Clin Nucl Med. 2013 Apr;38(4):237-40. doi: 10.1097/RLU.0b013e3181d624dd.
The aim of this study was to establish the value of magnetic resonance angiography (MRA) in diagnosing) Swyer-James syndrome (SJS) and to compare MRA and ventilation-perfusion (V/Q) scan results in patients with established SJS.
The V/Q scans and the MRA findings of 22 lungs of 11 patients with SJS (6 males, 5 females; age range: 17-69 years, mean: 38.4 years) were retrospectively studied. The perfusion scan was performed after the injection of Tc macroaggregated albumin. After 2 days, the ventilation scan was performed by using Tc diethylene triamine penta-acetic acid aerosol. The MRA was performed with a 1.5 T magnetic resonance unit. We compared the MRA and V/Q scan findings of the lungs of the patients.

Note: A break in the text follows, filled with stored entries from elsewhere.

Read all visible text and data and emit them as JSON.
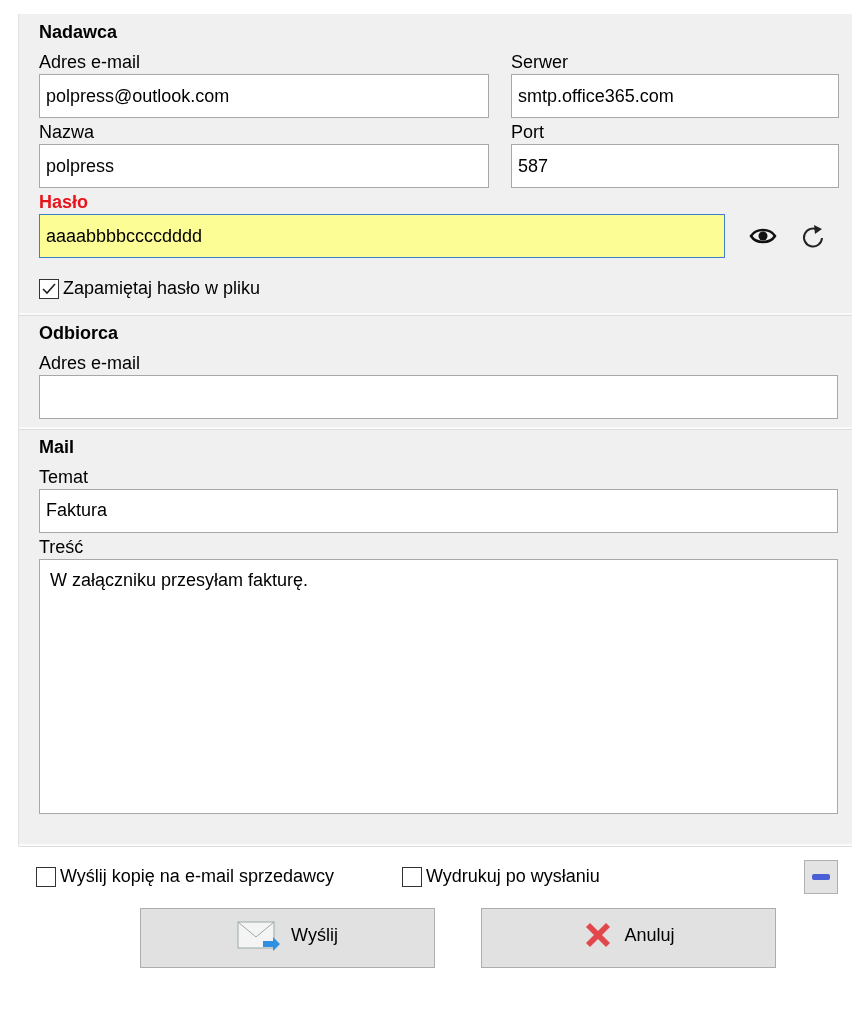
{
  "sender": {
    "title": "Nadawca",
    "email": {
      "label": "Adres e-mail",
      "value": "polpress@outlook.com"
    },
    "server": {
      "label": "Serwer",
      "value": "smtp.office365.com"
    },
    "name": {
      "label": "Nazwa",
      "value": "polpress"
    },
    "port": {
      "label": "Port",
      "value": "587"
    },
    "password": {
      "label": "Hasło",
      "value": "aaaabbbbccccdddd",
      "error": true,
      "focused": true
    },
    "remember": {
      "label": "Zapamiętaj hasło w pliku",
      "checked": true
    }
  },
  "recipient": {
    "title": "Odbiorca",
    "email": {
      "label": "Adres e-mail"
    }
  },
  "mail": {
    "title": "Mail",
    "subject": {
      "label": "Temat",
      "value": "Faktura"
    },
    "body": {
      "label": "Treść",
      "value": "W załączniku przesyłam fakturę."
    }
  },
  "options": [
    {
      "label": "Wyślij kopię na e-mail sprzedawcy",
      "checked": false
    },
    {
      "label": "Wydrukuj po wysłaniu",
      "checked": false
    }
  ],
  "buttons": [
    {
      "label": "Wyślij",
      "kind": "send"
    },
    {
      "label": "Anuluj",
      "kind": "cancel"
    }
  ]
}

The V/Q scans showed the characteristic pattern of a matched V/Q defect on the affected lungs. The MRA displayed a smaller pulmonary artery and markedly poor peripheral vasculature on the affected side in all patients. The MRA had a sensitivity of 84.6%, a specificity of 100% for the detection SJS. Interobserver variability was minimum as indicated by a weighted kappa statistic of 0.818.
This study indicates that the MRA is a fast, accurate, without radiation, and noninvasive technique for supporting the diagnosis of SJS. But, V/Q scans showed additional segmental perfusion/ventilation abnormalities on contralateral lung to reveal the segmental involvement of SJS. As a result, the MRA has no more any extra advantages for patient management.
本研究旨在探讨磁共振血管造影(MRA)在诊断 Swyer-James 综合征(SJS)中的价值,并比较 MRA 和通气灌注(V/Q)扫描在已确诊 SJS 患者中的结果。
回顾性研究了 11 例 SJS 患者(6 名男性,5 名女性;年龄范围:17-69 岁,平均 38.4 岁)的 22 个肺部的 V/Q 扫描和 MRA 结果。在注射 Tc 巨聚合白蛋白后进行灌注扫描。2 天后,使用 Tc 二乙三胺五乙酸气溶胶进行通气扫描。MRA 使用 1.5T 磁共振仪进行。我们比较了患者肺部的 MRA 和 V/Q 扫描结果。
V/Q 扫描显示受影响肺部的特征性匹配 V/Q 缺陷模式。MRA 显示所有患者受影响侧的肺动脉较小,外周血管明显不良。MRA 对 SJS 的检测具有 84.6%的灵敏度和 100%的特异性。观察者间变异性最小,加权 kappa 统计值为 0.818。
本研究表明,MRA 是一种快速、准确、无辐射、非侵入性的技术,可支持 SJS 的诊断。但是,V/Q 扫描显示对侧肺部的额外节段灌注/通气异常,以揭示 SJS 的节段性受累。因此,MRA 对患者管理没有任何额外的优势。